Parmi les courts-métrages de fiction en lice pour les César 2024, figure De la folie des hamsters de Juliette Marrécau, produit avec l’aide du GREC (Groupe de Recherches et d’Essais Cinématographiques). Le film accompagne Inès (Anaëlle Fournier), une jeune femme, issue de la campagne qui emménage à Paris. Tout est prêt pour son arrivée : elle a trouvé un emploi dans un restaurant et sa sœur Alice (Juliette Savary), déjà bien installée dans la capitale depuis des années, dispose d’une chambre réservée où elle peut rester pendant qu’elle trouve son propre appartement. Pourtant, Inès finit par ne pas être engagée et la relation avec sa sœur ne s’épanouit pas comme elle l’avait imaginé. Seule, sans emploi et incapable d’avouer la vérité à sa famille, la jeune femme se rapproche de son seul ami : un hamster qu’elle trouve abandonné dans la rue.
Anaëlle Fournier, aux joues roses et à la queue de cheval en désordre, apporte un charme enfantin à son personnage, qui n’a jamais été forcé de grandir car elle était confortablement sous l’aile de son père jusque là. Cette jeune femme aux T-shirts de chérubins et aux tons pastels contraste avec cette ville grise, à laquelle elle ne sait pas comment s’adapter. Ce n’est pas une héroïne, mais une grande enfant qui n’est pas habituée à avoir de l’autonomie, et qui développe une codépendance invasive envers sa sœur face à sa nouvelle vie à Paris. C’est justement cette incapacité à cacher ses difficultés qui fait d’Inès un personnage si charismatique.
Paris n’apparaît pas comme le lieu des opportunités dont elle a rêvé, mais une ville hostile qui la pousse dehors. Cette adversité est présente à l’écran à travers les espaces : l’entrée de l’immeuble d’Alice, sale et pleine de déchets; la chambre d’Inès n’est pas organisée pour y vivre, occupée par des boîtes qu’elle n’a pas osé ouvrir car son séjour chez sa soeur est censée être temporaire; et les toilettes, espace confiné, fait pour l’usage individuel mais qu’Ines insiste à utiliser en même temps que son aînée, créant une claustrophobie qui affecte Alice et le spectateur.
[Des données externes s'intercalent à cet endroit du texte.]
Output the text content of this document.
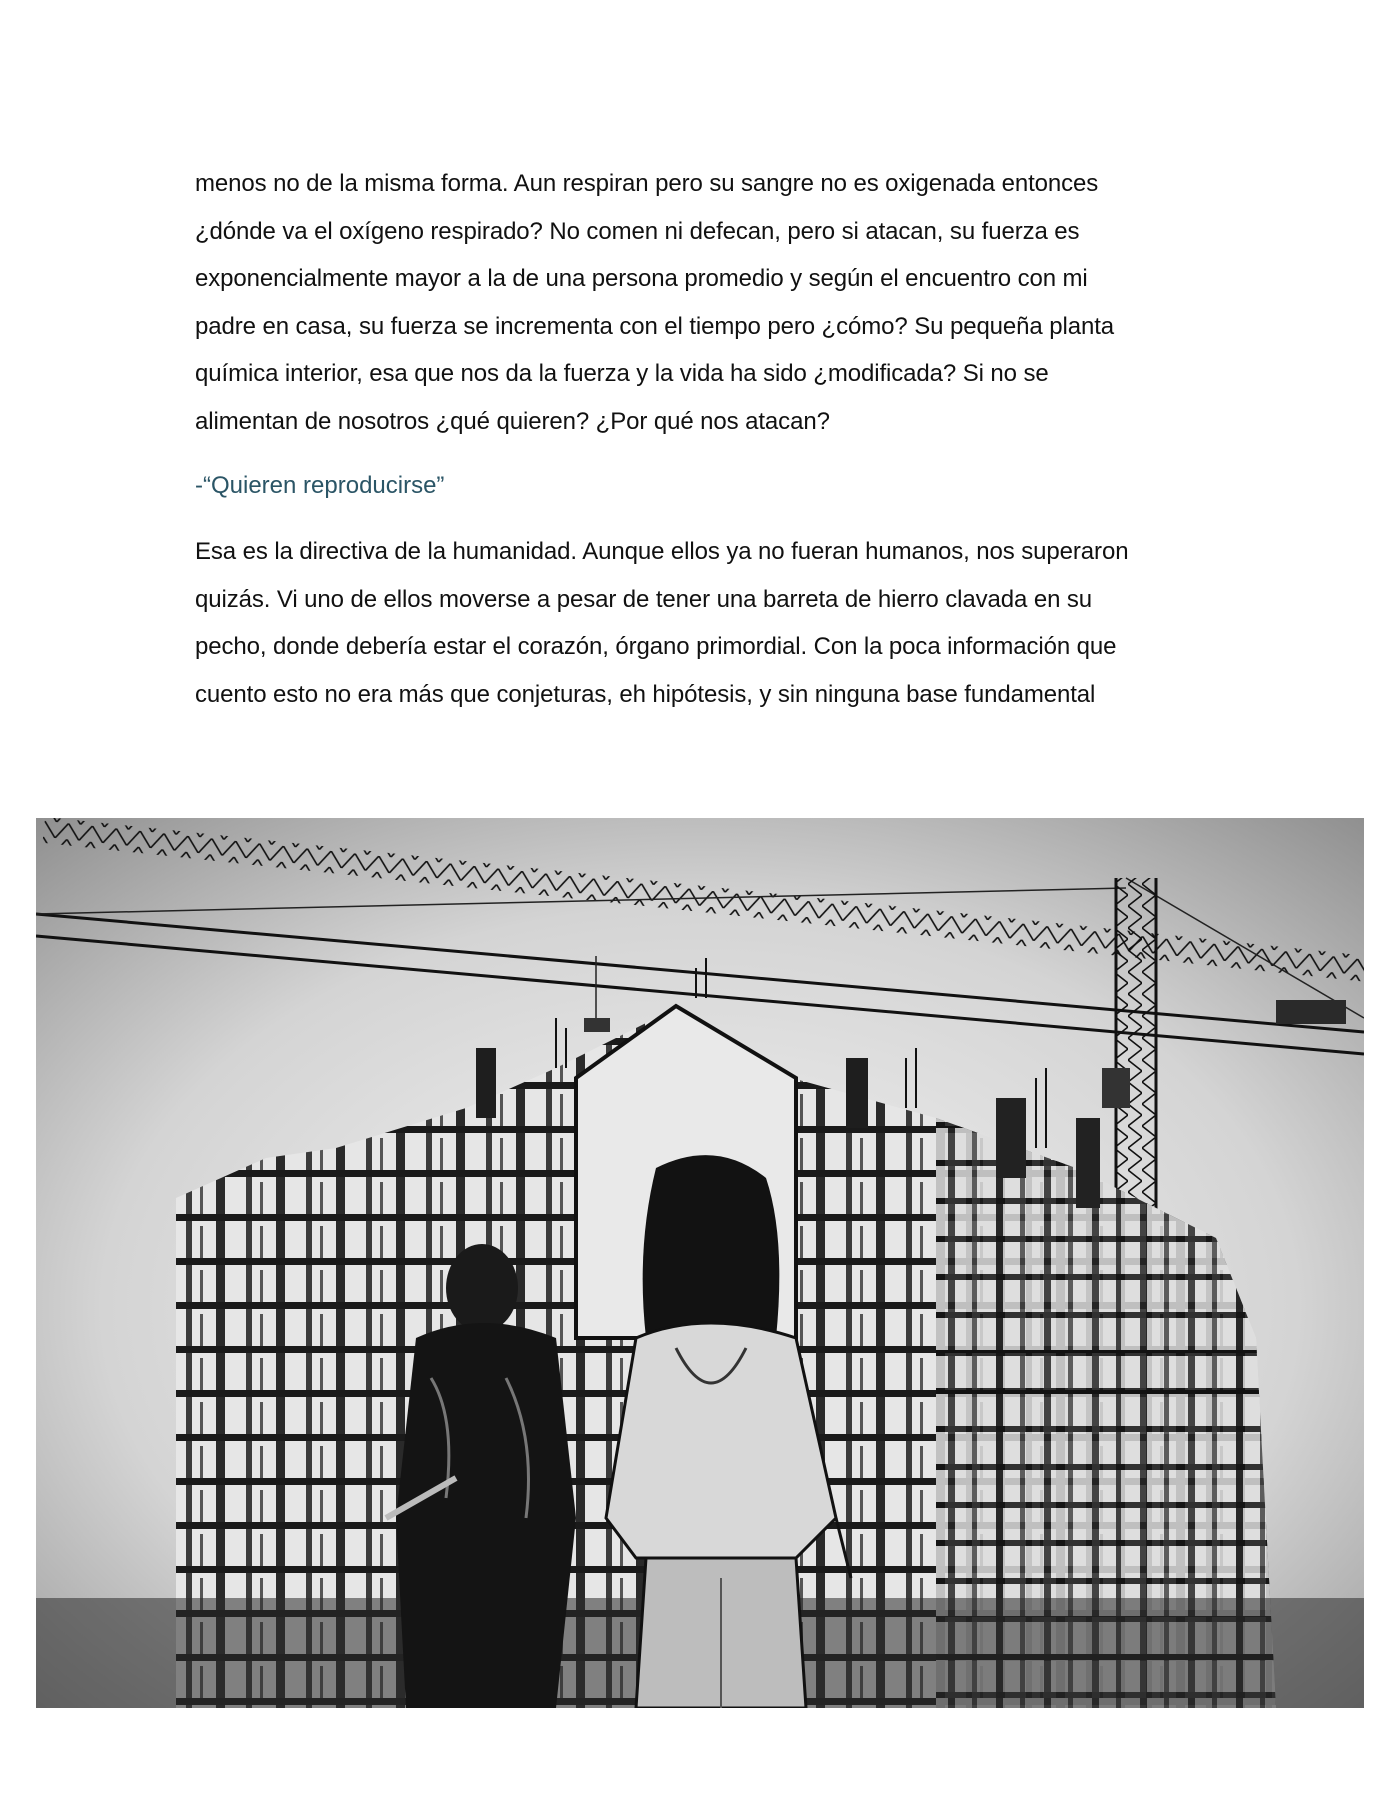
menos no de la misma forma. Aun respiran pero su sangre no es oxigenada entonces
¿dónde va el oxígeno respirado? No comen ni defecan, pero si atacan, su fuerza es
exponencialmente mayor a la de una persona promedio y según el encuentro con mi
padre en casa, su fuerza se incrementa con el tiempo pero ¿cómo? Su pequeña planta
química interior, esa que nos da la fuerza y la vida ha sido ¿modificada? Si no se
alimentan de nosotros ¿qué quieren? ¿Por qué nos atacan?
-“Quieren reproducirse”
Esa es la directiva de la humanidad. Aunque ellos ya no fueran humanos, nos superaron
quizás. Vi uno de ellos moverse a pesar de tener una barreta de hierro clavada en su
pecho, donde debería estar el corazón, órgano primordial. Con la poca información que
cuento esto no era más que conjeturas, eh hipótesis, y sin ninguna base fundamental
« Les hamsters sont très solitaires, il ne faut pas les mettre avec d’autres », explique le youtuber spécialiste qu’Inès suit pour apprendre comment s’occuper de son petit animal de compagnie. Le rongeur devient le miroir de cette jeune femme, qui se confine dans sa chambre, tout comme lui dans sa cage. Intimidée par la capitale écrasante où elle se trouve, Inès se heurte face aux premiers petits échecs de son déménagement. Elle délire, parle toute seule ou avec son hamster, et se plonge dans une solitude douloureuse. Ce sentiment se traduit non seulement par son comportement, mais aussi par les images de son appartement, vide, sombre et mélancolique.
Les deux sœurs forment aussi une antithèse : Alice est réaliste, endurcie par la vie et par la ville, spécialiste dans la dératisation. Sa cadette est rêveuse, effrayée, sensible et la meilleure amie d’un hamster. Comme toutes les sœurs, elles se disputent, mais finissent par rire de la situation, elles essaient d’apprendre à apprécier et à accepter leirs différentes façons de traverser la vie. Ce lien précieux crée une expérience chaleureuse pour le spectateur.
Le film est accompagné de la même chanson qui prend des formes différentes, tout au long de sa durée. Les paroles, écrites par la réalisatrice Juliette Marrécau, traduisent l’égarement d’Inès dans son déménagement à Paris.
Il y a d’infinies façons de filmer le coming of age, et dans De la folie des hamsters, on est guidé par des petites ellipses qui font évoluer l’histoire de ces personnages imparfaits et, surtout, charismatiques. Le charme de ce court métrage est fait des contrastes entre les espaces, les actions et les protagonistes, dont les défauts deviennent les forces du film.